It's estimated that 20 percent of Americans have experienced depression and that about four percent of the global population is depressed. Genetic factors are known to play some role. By analyzing genetic and health data from over a million people, researchers have now learned more about some of the genetic factors that raise the risk of depression. Depression is known to be difficult to treat, and that's partly because we don't know a lot about its biological basis This research, which relied on biobank data from the Veterans Affair's (VA) Million Veteran Program (MVP), 23andMe, and some others, may help change that. When scientists can study that much data, they can see trends that are far more difficult to discern from small groups. The findings have been reported in Nature Neuroscience.
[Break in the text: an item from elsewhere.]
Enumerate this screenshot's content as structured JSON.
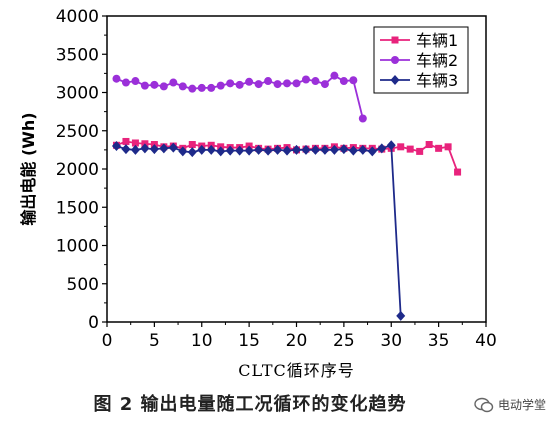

"This study uncovered more of the genetic architecture of depression than was previously known," said co-primary investigator Dr. Joel Gelernter of the VA Connecticut Healthcare System and Yale University School of Medicine. "This implicates new regions of the genome for more targeted investigation and allows us to use this information to identify drugs that are currently approved for other indications and might be repurposed for treatment of depression."
This research was a genome-wide association study (GWAS), which assesses how much influence a small variation in the genetic sequence has on some trait. It's the first study to look at the impact of gene variations on depression in over one million people. The work revealed 178 genomic locations or loci that play a role in depression risk, 77 of which are newly identified. At those 178 loci, there were 223 changes in individual base pairs in the genome - single nucleotide polymorphisms or SNPs that raise a person's risk of getting depression.
The conclusions were more reliable because the findings from one database could be checked against another.
"One of the underappreciated elements of GWAS is how reproducible the findings are," explained co-lead study author Dr. Daniel Levey of the VA Connecticut Healthcare System and Yale University School of Medicine. "Now that we've achieved adequate power, we are finding great consistency in findings from different groups' study. We hope this consistency provides a stable foundation for new discoveries that can improve treatments."
Additional work confirmed previous findings that depression has some overlap with other mental disorders like anxiety, PTSD, engaging in risky behaviors, and cannabis use disorder.
"This study, like many before it, highlights the value of the MVP sample in identifying genes for common genetic traits, especially those that are important in the veteran population. Another unique value of the MVP is that it allows us to study populations other than Europeans. We didn't find nearly as much in African-ancestry subjects as in European-ancestry, but we made a good start, and our results will be of great value in future meta-analysis efforts," said Gelernter. "This is a critical advantage of the MVP."
Learn more about enrolling in the MVP here.
Hopefully, this work will be useful in the search for better treatments for depression. If we can learn more about how the genetic variations are impacting biology, we may know more about correcting the problem. There may also be existing drugs that work on these genes that could be repurposed for treating depression. A medication for amyotrophic lateral sclerosis (ALS) acts on one of the genes identified in this study, for example.